Résumé de la décision
M. B A a saisi le juge des référés le 11 mars 2024, invoquant des difficultés avec le personnel du centre de détention de Joux-la-Ville. Le juge des référés, M. Nicolet, a rejeté la requête en raison de son irrecevabilité, constatant que M. A n'avait pas produit la décision administrative contestée. La décision a été rendue le 12 mars 2024.
Arguments pertinents
1. Irrecevabilité de la requête : Le juge a souligné que, selon l'article R. 421-1 du Code de justice administrative, la requête doit être accompagnée de la décision attaquée, sous peine d'irrecevabilité. En l'absence de cette décision, la requête de M. A est manifestement irrecevable.
2. Urgence et compétence : L'article L. 522-3 du Code de justice administrative permet au juge des référés de rejeter une demande qui ne présente pas un caractère d'urgence ou qui est manifestement irrecevable. Dans ce cas, le juge a constaté que la requête ne relevait pas de la compétence de la juridiction administrative, car elle ne faisait état d'aucune décision précise à contester.

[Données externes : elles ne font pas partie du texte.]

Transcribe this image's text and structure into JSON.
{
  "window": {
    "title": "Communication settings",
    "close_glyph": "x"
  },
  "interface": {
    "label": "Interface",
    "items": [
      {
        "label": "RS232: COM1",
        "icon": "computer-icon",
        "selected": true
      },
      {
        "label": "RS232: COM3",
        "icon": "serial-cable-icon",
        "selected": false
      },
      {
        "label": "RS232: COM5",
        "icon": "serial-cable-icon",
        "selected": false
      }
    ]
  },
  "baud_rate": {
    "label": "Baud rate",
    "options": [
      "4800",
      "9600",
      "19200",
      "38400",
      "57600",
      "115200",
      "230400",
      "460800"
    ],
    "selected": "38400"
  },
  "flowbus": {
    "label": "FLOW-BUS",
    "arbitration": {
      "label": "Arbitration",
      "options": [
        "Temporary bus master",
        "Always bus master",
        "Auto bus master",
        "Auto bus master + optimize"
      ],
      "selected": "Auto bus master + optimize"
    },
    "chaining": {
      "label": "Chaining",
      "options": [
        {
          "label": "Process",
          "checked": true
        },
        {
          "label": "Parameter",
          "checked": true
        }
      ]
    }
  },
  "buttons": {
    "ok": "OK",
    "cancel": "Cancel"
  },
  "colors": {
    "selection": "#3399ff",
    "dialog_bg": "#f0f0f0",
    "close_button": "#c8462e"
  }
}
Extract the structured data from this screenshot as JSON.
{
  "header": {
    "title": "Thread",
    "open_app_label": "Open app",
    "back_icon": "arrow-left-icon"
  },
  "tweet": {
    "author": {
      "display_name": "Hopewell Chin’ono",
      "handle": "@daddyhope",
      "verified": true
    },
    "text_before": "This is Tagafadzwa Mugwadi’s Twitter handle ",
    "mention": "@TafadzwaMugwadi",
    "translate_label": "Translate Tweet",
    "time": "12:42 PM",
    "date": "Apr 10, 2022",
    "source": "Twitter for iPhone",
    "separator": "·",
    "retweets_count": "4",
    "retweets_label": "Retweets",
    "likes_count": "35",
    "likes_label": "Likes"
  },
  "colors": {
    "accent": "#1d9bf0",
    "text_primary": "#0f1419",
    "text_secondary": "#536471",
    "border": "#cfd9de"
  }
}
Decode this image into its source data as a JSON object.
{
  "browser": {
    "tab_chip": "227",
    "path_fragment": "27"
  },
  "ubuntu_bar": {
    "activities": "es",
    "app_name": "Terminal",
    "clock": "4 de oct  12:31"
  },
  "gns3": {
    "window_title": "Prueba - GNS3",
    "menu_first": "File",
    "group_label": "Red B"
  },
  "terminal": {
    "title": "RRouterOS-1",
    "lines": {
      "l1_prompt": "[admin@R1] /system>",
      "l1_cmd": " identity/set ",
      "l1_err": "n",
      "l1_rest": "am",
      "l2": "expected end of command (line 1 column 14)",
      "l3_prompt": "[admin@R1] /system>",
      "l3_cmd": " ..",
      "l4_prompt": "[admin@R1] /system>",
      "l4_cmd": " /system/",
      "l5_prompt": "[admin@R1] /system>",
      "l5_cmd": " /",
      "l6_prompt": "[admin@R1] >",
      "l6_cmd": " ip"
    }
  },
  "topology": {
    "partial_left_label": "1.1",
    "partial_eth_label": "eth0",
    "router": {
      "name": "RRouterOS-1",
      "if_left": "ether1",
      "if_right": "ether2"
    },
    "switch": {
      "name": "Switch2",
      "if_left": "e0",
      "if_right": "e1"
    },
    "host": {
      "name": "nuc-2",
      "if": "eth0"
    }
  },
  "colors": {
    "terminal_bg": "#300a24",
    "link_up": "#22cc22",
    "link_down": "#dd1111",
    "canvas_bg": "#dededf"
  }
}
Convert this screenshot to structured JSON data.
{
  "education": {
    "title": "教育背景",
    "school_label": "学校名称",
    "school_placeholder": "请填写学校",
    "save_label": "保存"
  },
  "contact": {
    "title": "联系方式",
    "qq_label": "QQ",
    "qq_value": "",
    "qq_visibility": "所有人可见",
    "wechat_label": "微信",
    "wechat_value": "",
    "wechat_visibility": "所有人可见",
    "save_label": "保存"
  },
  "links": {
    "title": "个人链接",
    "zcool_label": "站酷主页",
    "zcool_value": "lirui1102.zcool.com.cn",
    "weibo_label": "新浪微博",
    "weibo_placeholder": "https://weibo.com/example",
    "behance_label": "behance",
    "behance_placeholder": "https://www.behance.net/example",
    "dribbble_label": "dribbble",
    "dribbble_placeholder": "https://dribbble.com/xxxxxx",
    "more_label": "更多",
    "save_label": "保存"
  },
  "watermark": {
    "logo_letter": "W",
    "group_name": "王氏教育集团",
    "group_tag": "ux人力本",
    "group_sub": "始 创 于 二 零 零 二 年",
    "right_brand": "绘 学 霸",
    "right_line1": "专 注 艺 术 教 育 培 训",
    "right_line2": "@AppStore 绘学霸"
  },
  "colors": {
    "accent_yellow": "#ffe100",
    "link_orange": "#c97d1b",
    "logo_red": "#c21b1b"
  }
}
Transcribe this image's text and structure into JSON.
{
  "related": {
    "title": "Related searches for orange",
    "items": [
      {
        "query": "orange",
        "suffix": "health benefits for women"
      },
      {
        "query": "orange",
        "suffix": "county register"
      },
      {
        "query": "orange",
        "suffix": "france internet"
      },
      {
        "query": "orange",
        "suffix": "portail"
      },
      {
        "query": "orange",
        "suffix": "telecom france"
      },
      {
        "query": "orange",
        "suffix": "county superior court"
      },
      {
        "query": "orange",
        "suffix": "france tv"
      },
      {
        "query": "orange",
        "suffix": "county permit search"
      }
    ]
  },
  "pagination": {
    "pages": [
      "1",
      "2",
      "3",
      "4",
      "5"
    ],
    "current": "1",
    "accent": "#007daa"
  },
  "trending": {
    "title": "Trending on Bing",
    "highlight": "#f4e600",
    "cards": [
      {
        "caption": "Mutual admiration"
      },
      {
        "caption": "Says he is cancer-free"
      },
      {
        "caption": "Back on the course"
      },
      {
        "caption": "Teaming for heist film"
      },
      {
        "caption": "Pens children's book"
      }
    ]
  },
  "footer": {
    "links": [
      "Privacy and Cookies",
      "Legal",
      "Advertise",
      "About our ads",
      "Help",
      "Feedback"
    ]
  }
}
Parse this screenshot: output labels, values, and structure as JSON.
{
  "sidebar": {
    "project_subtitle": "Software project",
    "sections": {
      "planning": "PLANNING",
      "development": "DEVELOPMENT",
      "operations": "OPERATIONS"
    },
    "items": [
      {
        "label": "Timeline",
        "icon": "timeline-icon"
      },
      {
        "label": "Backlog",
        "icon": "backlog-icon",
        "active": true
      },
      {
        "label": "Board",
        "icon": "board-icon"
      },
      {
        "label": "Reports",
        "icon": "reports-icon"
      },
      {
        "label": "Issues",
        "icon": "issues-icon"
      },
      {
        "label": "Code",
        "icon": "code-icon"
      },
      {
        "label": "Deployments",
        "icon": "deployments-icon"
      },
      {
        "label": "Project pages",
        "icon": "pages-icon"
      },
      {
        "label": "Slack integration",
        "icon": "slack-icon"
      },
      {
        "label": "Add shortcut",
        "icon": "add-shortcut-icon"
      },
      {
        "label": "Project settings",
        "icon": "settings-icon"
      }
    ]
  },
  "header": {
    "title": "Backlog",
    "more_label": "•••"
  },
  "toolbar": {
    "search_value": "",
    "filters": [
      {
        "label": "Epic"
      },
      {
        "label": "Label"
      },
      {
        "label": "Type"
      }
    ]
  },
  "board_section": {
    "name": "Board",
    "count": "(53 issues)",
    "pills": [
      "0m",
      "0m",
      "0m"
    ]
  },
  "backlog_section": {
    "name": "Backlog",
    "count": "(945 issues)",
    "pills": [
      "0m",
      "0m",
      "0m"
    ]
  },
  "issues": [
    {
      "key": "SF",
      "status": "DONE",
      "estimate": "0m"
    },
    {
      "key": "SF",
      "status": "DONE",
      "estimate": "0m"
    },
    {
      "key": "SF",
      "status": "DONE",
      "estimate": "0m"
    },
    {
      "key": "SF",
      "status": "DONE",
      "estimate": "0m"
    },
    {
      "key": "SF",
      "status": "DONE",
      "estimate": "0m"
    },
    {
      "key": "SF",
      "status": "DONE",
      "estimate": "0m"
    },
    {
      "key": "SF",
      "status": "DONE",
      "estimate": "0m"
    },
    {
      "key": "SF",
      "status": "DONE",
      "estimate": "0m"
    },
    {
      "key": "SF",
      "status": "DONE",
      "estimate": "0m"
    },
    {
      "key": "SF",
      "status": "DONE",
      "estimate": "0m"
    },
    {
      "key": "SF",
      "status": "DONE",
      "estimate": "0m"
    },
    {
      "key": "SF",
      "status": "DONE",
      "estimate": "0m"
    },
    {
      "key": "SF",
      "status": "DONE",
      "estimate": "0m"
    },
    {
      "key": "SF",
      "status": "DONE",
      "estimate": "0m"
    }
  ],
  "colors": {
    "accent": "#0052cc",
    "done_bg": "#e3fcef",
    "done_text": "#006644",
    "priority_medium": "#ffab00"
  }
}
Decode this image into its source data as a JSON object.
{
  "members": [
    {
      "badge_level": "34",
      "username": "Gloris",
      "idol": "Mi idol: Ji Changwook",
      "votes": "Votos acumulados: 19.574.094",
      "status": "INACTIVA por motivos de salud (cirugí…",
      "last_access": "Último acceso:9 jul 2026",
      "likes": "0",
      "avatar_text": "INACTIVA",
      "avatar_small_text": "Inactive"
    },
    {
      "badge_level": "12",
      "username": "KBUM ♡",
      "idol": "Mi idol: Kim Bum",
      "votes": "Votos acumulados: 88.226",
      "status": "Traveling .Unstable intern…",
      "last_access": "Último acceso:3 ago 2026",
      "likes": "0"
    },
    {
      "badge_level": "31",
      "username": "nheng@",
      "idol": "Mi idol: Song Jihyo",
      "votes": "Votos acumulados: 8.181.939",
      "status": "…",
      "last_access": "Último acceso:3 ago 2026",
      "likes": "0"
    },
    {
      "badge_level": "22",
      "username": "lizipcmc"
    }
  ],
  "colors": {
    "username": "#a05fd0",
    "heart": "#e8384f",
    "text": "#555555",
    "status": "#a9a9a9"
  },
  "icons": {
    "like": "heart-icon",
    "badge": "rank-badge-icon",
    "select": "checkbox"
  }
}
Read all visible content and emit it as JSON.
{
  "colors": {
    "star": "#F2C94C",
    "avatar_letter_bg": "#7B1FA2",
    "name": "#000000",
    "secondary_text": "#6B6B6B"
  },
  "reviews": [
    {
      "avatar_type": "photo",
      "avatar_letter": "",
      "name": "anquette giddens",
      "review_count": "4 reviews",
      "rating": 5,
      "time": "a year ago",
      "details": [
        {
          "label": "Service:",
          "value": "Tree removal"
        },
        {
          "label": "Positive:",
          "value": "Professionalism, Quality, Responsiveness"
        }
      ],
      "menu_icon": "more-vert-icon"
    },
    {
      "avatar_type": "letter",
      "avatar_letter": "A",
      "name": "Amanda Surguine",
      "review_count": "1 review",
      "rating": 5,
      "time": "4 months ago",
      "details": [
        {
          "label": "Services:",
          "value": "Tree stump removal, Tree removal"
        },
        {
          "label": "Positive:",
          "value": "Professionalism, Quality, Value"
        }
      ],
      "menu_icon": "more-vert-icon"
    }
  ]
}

Interprétations et citations légales
1. Article L. 511-1 du Code de justice administrative : Cet article stipule que "Le juge des référés statue par des mesures qui présentent un caractère provisoire." Cela souligne que le rôle du juge des référés est limité à des décisions temporaires, sans se prononcer sur le fond du litige.
2. Article L. 521-1 du Code de justice administrative : Cet article précise que le juge des référés peut ordonner la suspension d'une décision administrative lorsque "l'urgence le justifie et qu'il est fait état d'un moyen propre à créer, en l'état de l'instruction, un doute sérieux quant à la légalité de la décision." Dans le cas présent, M. A n'a pas démontré l'existence d'une décision contestée, rendant impossible l'application de cet article.
3. Article R. 421-1 du Code de justice administrative : Cet article impose que la requête soit accompagnée de la décision attaquée, ce qui est une condition sine qua non pour la recevabilité de la demande. Le juge a noté que l'absence de cette pièce essentielle entraîne l'irrecevabilité de la requête.
4. Article R. 522-3 du Code de justice administrative : Cet article permet au juge des référés de rejeter une demande manifestement irrecevable sans invitation à régulariser, ce qui a été appliqué dans cette décision.
En conclusion, la décision du juge des référés repose sur des principes clairs de recevabilité et de compétence, soulignant l'importance de la production de la décision contestée pour toute action en référé.